Was läuft schief in Deutschland?

Die Pandemie hat Deutschland’s Schwächen schonungslos offengelegt. Aber nicht nur beim Gesundheitsmanagement krankt es, Großprojekte gehen schief (Berliner Flughafen), der Umwelt- und Klimaschutz ist teuer und nicht sehr wirksam.

Karikatur aus der NZZ
(Neue Zürcher Zeitung)

zu einem Artikel von René Höltschi:

‘Ruck, zuck, zack, zack', -
Die Mär von der deutschen Effizienz

Aus meiner Sicht trifft die Analyse voll und ganz zu!

Überhaupt schätze ich die Sicht von außen, von der Schweiz auf Deutschland. Registrierte Benutzer erhalten kostenlose Newsletter. (www.nzz.ch)

Höltschi als Korrespondent der NZZ in Berlin fragt:

‘Deutschland geniesst weltweit den Ruf eines gut organisierten, effizienten Landes mit tüchtigen Ingenieuren. Warum nur macht es in der Pandemie eine immer schlechtere Figur?’

Seiner Analyse kann ich weitgehend zustimmen. Er identifiziert fünf Aspekte, bei denen sich Deutschland selbst im Weg steht:

  1. Deutsche Gründlichkeit
    'Die sprichwörtliche deutsche Gründlichkeit neigt zur Übertreibung, womit sie von einer Tugend in das Laster der Bürokratie umschlagen kann.'

  2. Hang zur Feinsteuerung
    In Deutschland gibt es - so Höltschi - einen ‘Hang zur staatlichen Feinsteuerung, der Eigeninitiativen behindert und Befehlsempfänger sowie Subventionsjäger heranzüchtet. Auch hierfür liefert die Klima- und Wirtschaftspolitik ebenso Anschauungsmaterial wie die Corona-Krise . . .’

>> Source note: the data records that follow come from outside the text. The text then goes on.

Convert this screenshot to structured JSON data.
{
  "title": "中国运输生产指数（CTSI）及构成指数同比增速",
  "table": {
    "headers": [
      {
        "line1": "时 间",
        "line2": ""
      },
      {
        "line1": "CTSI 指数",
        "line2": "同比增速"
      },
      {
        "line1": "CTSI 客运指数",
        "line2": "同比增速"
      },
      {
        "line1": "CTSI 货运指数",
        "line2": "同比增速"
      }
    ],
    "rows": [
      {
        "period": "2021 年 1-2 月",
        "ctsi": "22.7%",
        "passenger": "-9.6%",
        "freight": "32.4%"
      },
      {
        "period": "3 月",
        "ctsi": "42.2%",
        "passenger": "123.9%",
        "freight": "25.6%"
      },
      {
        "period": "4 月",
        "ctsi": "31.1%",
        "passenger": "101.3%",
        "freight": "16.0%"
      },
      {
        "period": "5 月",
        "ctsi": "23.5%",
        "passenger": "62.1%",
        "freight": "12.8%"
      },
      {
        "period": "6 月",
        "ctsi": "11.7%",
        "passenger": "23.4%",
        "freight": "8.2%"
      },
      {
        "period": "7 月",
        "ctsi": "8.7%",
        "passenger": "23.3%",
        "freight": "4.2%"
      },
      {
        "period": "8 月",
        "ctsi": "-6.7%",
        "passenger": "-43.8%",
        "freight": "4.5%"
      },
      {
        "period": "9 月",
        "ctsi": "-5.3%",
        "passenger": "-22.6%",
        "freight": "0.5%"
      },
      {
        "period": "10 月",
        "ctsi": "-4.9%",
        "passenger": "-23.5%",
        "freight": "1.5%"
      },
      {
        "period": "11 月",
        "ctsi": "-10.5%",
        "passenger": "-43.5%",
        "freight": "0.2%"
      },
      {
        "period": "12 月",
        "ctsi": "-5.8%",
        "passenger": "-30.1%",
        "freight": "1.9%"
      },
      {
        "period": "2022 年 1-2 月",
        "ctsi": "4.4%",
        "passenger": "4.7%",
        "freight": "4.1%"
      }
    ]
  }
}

  3. Fatale Liebe zum Papier
    'Ein dritter Effizienzkiller ist die fatale Liebe zum Papier bzw. der Rückstand bei der Digitalisierung.'

  4. «German Angst»
    'Risikoaversion und Skepsis gegenüber Neuem. Diese Eigenschaften sind für satte Wohlstandsgesellschaften nicht untypisch, doch erscheint Deutschland als besonderes Eldorado der Bedenkenträger: . . .'

  5. Palaver statt Tempo
    'Wo rasche, pragmatische Lösungen nötig wären, verliert sich Deutschland allzu oft in epische Grundsatzdebatten. . . .
    Natürlich ist Datenschutz wichtig, doch müsste er abgewogen werden gegen andere Güter wie Bewegungsfreiheit und Gesundheitsschutz.'

‘Bei aller Kritik ist die deutsche Effizienz natürlich nicht völlig verloren gegangen. Dass der Corona-bedingte Einbruch der Wirtschaftsleistung bis jetzt weniger heftig ausfällt als in vielen anderen europäischen Ländern, ist nicht zuletzt einer kräftigen Nachfrage nach deutschen Investitions- und langlebigen Konsumgütern aus Asien und den USA zu verdanken. Ganz so schlecht können diese Produkte also nicht sein.’

Er sieht die deutschen Stärken nach wie vor im Know-How der Mitarbeiter, in der Qualität der Forschung und in der soliden Finanzpolitik, die in der Krise viel geholfen hat.

‘Doch um wie viel effizienter könnte Deutschland sein, würden solche Stärken mit mehr Pragmatik, Risikofreude und Vertrauen in Eigenverantwortung sowie weniger Feinsteuerung und Überregulierung gepaart. Wer weiss, vielleicht erfolgte dann sogar das Impfen «ruck, zuck, zack, zack».’

Wenn die Corona-Krise irgendwann Geschichte ist, wünsche ich mir einen genauso analytischen Blick auf die Effizienz politischen Handelns in den Staaten der EU. Besonders interessiert mich, welchen Einfluss zentrale und föderale Strukturen auf die Bewältigung schwieriger Aufgaben wie Pandemie und Klimaschutz haben.

Ein sehr interessantes Interview dazu gab Winfried Kretschmann; baden-württembergischer Regierungschef im Nov. 2020: Das Virus zeigt uns unsere Grenzen auf.